Here are the “why” and “how” for using interviews in your content marketing and link building efforts.
Interviews aren’t always easy, but they tend to develop a ton of content on their own.
For every question you ask, your interviewee will provide a paragraph or more of original material that you can use as content on your blog.
In total, every sentence you write will return at least another three or four sentences of material, making it an incredibly efficient means of content generation.
Adding to that level of efficiency, you can re-use some of your questions for every interview, minimizing the effort you spend for the maximum return.
Interviews are a prime opportunity to reach out to influencers in your industry.
It’s a free opportunity for some additional publicity, so most influencers are happy to get involved, even if you’re operating at a lower level of influence than they’re used to.
When people see your company associated with these major influencers, they’ll view you as having a slightly higher authority.
If you’re seen interviewing dozens of different major influencers, you’ll become a major influencer in your own right.
If you were interviewed by a company or a publisher, you’d want to syndicate that opportunity immediately.
Once your interview goes live or gets published, your interviewee will naturally want to syndicate that material to his/her own followers, giving you both mutual publicity as you push it to your respective audiences.
You’ll also get additional exposure to a new audience segment, which is a prime opportunity to grow your social following.
Of course, your interviews don’t have to—and shouldn’t—be exclusively in written format.
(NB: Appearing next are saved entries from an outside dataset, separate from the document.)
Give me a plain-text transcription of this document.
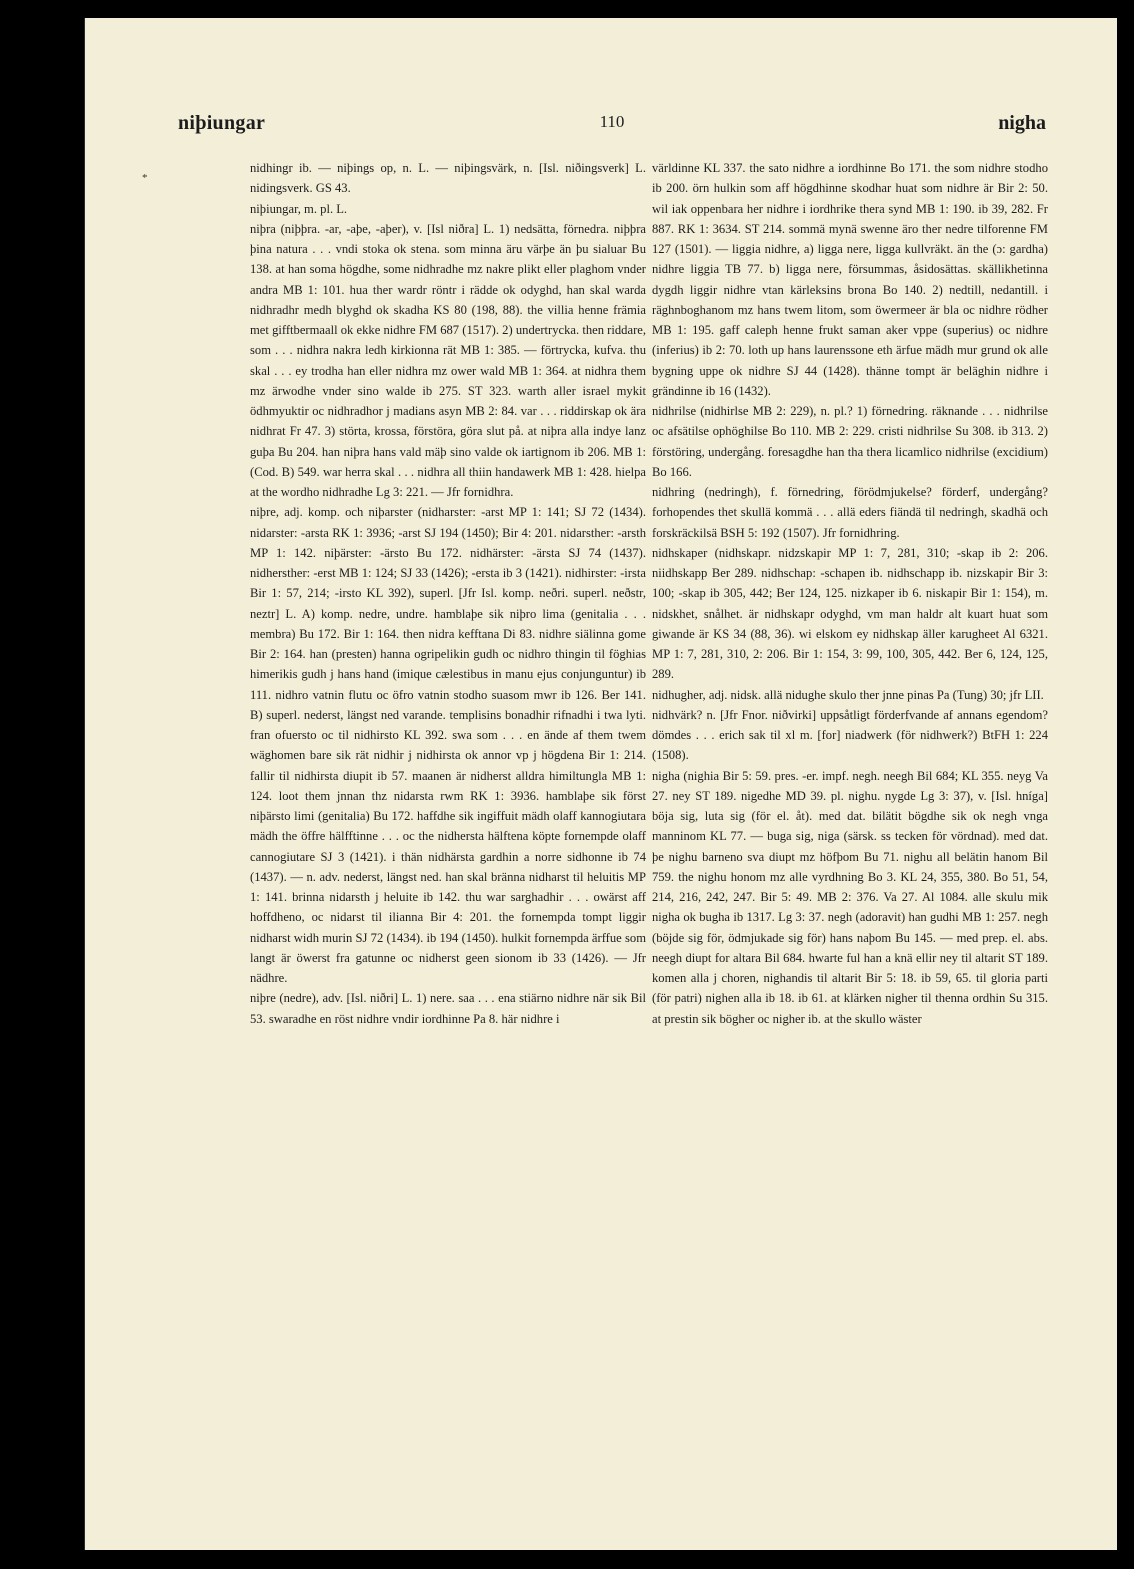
*
niþiungar	110	nigha

nidhingr ib. — niþings op, n. L. — niþingsvärk, n. [Isl. niðingsverk] L. nidingsverk. GS 43.

niþiungar, m. pl. L.

niþra (niþþra. -ar, -aþe, -aþer), v. [Isl niðra] L. 1) nedsätta, förnedra. niþþra þina natura . . . vndi stoka ok stena. som minna äru värþe än þu sialuar Bu 138. at han soma högdhe, some nidhradhe mz nakre plikt eller plaghom vnder andra MB 1: 101. hua ther wardr röntr i rädde ok odyghd, han skal warda nidhradhr medh blyghd ok skadha KS 80 (198, 88). the villia henne främia met gifftbermaall ok ekke nidhre FM 687 (1517). 2) undertrycka. then riddare, som . . . nidhra nakra ledh kirkionna rät MB 1: 385. — förtrycka, kufva. thu skal . . . ey trodha han eller nidhra mz ower wald MB 1: 364. at nidhra them mz ärwodhe vnder sino walde ib 275. ST 323. warth aller israel mykit ödhmyuktir oc nidhradhor j madians asyn MB 2: 84. var . . . riddirskap ok ära nidhrat Fr 47. 3) störta, krossa, förstöra, göra slut på. at niþra alla indye lanz guþa Bu 204. han niþra hans vald mäþ sino valde ok iartignom ib 206. MB 1: (Cod. B) 549. war herra skal . . . nidhra all thiin handawerk MB 1: 428. hielpa at the wordho nidhradhe Lg 3: 221. — Jfr fornidhra.

niþre, adj. komp. och niþarster (nidharster: -arst MP 1: 141; SJ 72 (1434). nidarster: -arsta RK 1: 3936; -arst SJ 194 (1450); Bir 4: 201. nidarsther: -arsth MP 1: 142. niþärster: -ärsto Bu 172. nidhärster: -ärsta SJ 74 (1437). nidhersther: -erst MB 1: 124; SJ 33 (1426); -ersta ib 3 (1421). nidhirster: -irsta Bir 1: 57, 214; -irsto KL 392), superl. [Jfr Isl. komp. neðri. superl. neðstr, neztr] L. A) komp. nedre, undre. hamblaþe sik niþro lima (genitalia . . . membra) Bu 172. Bir 1: 164. then nidra kefftana Di 83. nidhre siälinna gome Bir 2: 164. han (presten) hanna ogripelikin gudh oc nidhro thingin til föghias himerikis gudh j hans hand (imique cælestibus in manu ejus conjunguntur) ib 111. nidhro vatnin flutu oc öfro vatnin stodho suasom mwr ib 126. Ber 141. B) superl. nederst, längst ned varande. templisins bonadhir rifnadhi i twa lyti. fran ofuersto oc til nidhirsto KL 392. swa som . . . en ände af them twem wäghomen bare sik rät nidhir j nidhirsta ok annor vp j högdena Bir 1: 214. fallir til nidhirsta diupit ib 57. maanen är nidherst alldra himiltungla MB 1: 124. loot them jnnan thz nidarsta rwm RK 1: 3936. hamblaþe sik först niþärsto limi (genitalia) Bu 172. haffdhe sik ingiffuit mädh olaff kannogiutara mädh the öffre hälfftinne . . . oc the nidhersta hälftena köpte fornempde olaff cannogiutare SJ 3 (1421). i thän nidhärsta gardhin a norre sidhonne ib 74 (1437). — n. adv. nederst, längst ned. han skal bränna nidharst til heluitis MP 1: 141. brinna nidarsth j heluite ib 142. thu war sarghadhir . . . owärst aff hoffdheno, oc nidarst til ilianna Bir 4: 201. the fornempda tompt liggir nidharst widh murin SJ 72 (1434). ib 194 (1450). hulkit fornempda ärffue som langt är öwerst fra gatunne oc nidherst geen sionom ib 33 (1426). — Jfr nädhre.

niþre (nedre), adv. [Isl. niðri] L. 1) nere. saa . . . ena stiärno nidhre när sik Bil 53. swaradhe en röst nidhre vndir iordhinne Pa 8. här nidhre i

världinne KL 337. the sato nidhre a iordhinne Bo 171. the som nidhre stodho ib 200. örn hulkin som aff högdhinne skodhar huat som nidhre är Bir 2: 50. wil iak oppenbara her nidhre i iordhrike thera synd MB 1: 190. ib 39, 282. Fr 887. RK 1: 3634. ST 214. sommä mynä swenne äro ther nedre tilforenne FM 127 (1501). — liggia nidhre, a) ligga nere, ligga kullvräkt. än the (ɔ: gardha) nidhre liggia TB 77. b) ligga nere, försummas, åsidosättas. skällikhetinna dygdh liggir nidhre vtan kärleksins brona Bo 140. 2) nedtill, nedantill. i räghnboghanom mz hans twem litom, som öwermeer är bla oc nidhre rödher MB 1: 195. gaff caleph henne frukt saman aker vppe (superius) oc nidhre (inferius) ib 2: 70. loth up hans laurenssone eth ärfue mädh mur grund ok alle bygning uppe ok nidhre SJ 44 (1428). thänne tompt är beläghin nidhre i grändinne ib 16 (1432).

nidhrilse (nidhirlse MB 2: 229), n. pl.? 1) förnedring. räknande . . . nidhrilse oc afsätilse ophöghilse Bo 110. MB 2: 229. cristi nidhrilse Su 308. ib 313. 2) förstöring, undergång. foresagdhe han tha thera licamlico nidhrilse (excidium) Bo 166.

nidhring (nedringh), f. förnedring, förödmjukelse? förderf, undergång? forhopendes thet skullä kommä . . . allä eders fiändä til nedringh, skadhä och forskräckilsä BSH 5: 192 (1507). Jfr fornidhring.

nidhskaper (nidhskapr. nidzskapir MP 1: 7, 281, 310; -skap ib 2: 206. niidhskapp Ber 289. nidhschap: -schapen ib. nidhschapp ib. nizskapir Bir 3: 100; -skap ib 305, 442; Ber 124, 125. nizkaper ib 6. niskapir Bir 1: 154), m. nidskhet, snålhet. är nidhskapr odyghd, vm man haldr alt kuart huat som giwande är KS 34 (88, 36). wi elskom ey nidhskap äller karugheet Al 6321. MP 1: 7, 281, 310, 2: 206. Bir 1: 154, 3: 99, 100, 305, 442. Ber 6, 124, 125, 289.

nidhugher, adj. nidsk. allä nidughe skulo ther jnne pinas Pa (Tung) 30; jfr LII.

nidhvärk? n. [Jfr Fnor. niðvirki] uppsåtligt förderfvande af annans egendom? dömdes . . . erich sak til xl m. [for] niadwerk (för nidhwerk?) BtFH 1: 224 (1508).

nigha (nighia Bir 5: 59. pres. -er. impf. negh. neegh Bil 684; KL 355. neyg Va 27. ney ST 189. nigedhe MD 39. pl. nighu. nygde Lg 3: 37), v. [Isl. hníga] böja sig, luta sig (för el. åt). med dat. bilätit bögdhe sik ok negh vnga manninom KL 77. — buga sig, niga (särsk. ss tecken för vördnad). med dat. þe nighu barneno sva diupt mz höfþom Bu 71. nighu all belätin hanom Bil 759. the nighu honom mz alle vyrdhning Bo 3. KL 24, 355, 380. Bo 51, 54, 214, 216, 242, 247. Bir 5: 49. MB 2: 376. Va 27. Al 1084. alle skulu mik nigha ok bugha ib 1317. Lg 3: 37. negh (adoravit) han gudhi MB 1: 257. negh (böjde sig för, ödmjukade sig för) hans naþom Bu 145. — med prep. el. abs. neegh diupt for altara Bil 684. hwarte ful han a knä ellir ney til altarit ST 189. komen alla j choren, nighandis til altarit Bir 5: 18. ib 59, 65. til gloria parti (för patri) nighen alla ib 18. ib 61. at klärken nigher til thenna ordhin Su 315. at prestin sik bögher oc nigher ib. at the skullo wäster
While a written interview holds plenty of benefits for an SEO and content marketing strategy, video formats tend to attract more clicks, and audio formats (like podcasts) can easily grow a strong recurring following.
Experiment with different interviewing mediums, and remember, you can always add a written transcript in addition to your audio or video post in order to capture the additional written benefits.
Interviews tend to generate original pieces of information and quotable tidbits that end up appearing on other sources.
Any time another blogger wants to quote you or your interviewee, they’ll link to your original interview and use the quote you originated.
Once you start interviewing, you can develop an ongoing content series, possibly connected under a recurring theme. If you do this, it will be much easier to retain and grow a sub-following that is committed to tuning into your ongoing interviews. These recurring audience members will grow to become loyal to your brand, and your company is going to reap the results.
Interviews aren’t just about bolstering the authority of your company or getting more organic or social traffic. Engaging with major thought leaders and influencers in your industry is a key opportunity to expand your own horizons and develop your own skills. By asking insightful questions and getting to know these people as individuals in the context of interviews, you’ll become a better-rounded professional, and you’ll be able to advance yourself as a thought leader.
If you’ve never conducted an interview before and you’re feeling nervous, don’t worry. Interviews are simple, and you don’t need to be an expert in order to conduct one successfully.
Your first step is to find great potential interviewees. Start looking for major influencers in your industry or community, and reach out to them using personal connections or social media interactions. In most cases, social influencers are more than happy to be interviewed—it’s a flattering request, more often than not.
Next, spend some serious time writing up critical and thought-provoking questions.
Research what others have done in interviews before you, and make it a point to ask unique and practical questions. Be sure to include at least a few questions specific to your interviewee.
Before you conduct the actual interview, do a mock interview with a coworker or friend to practice your familiarity with the questions, your poise, and your pacing. If you’re just getting started with interviews, it’s a good idea to only post a written transcript once the interview is over. After you’ve had some practice, you can move on to audio or video interviews, and eventually move to live streams.
Work to actively circulate your interviews once complete. Make yourself known as an interviewing authority. Your interviewees will offer significant help in this effort, but you must take it upon yourself to get the greatest visibility for your work.
Start integrating interviews into your regular content schedule immediately.
Even offering one new interview a month will go a long way in boosting your other content and making your brand a greater authority in your industry.
If your industry doesn’t have many companies implementing such interviews, your opportunity is even greater.
Get an edge over the competition by offering a type of content that they’ve simply left on the table.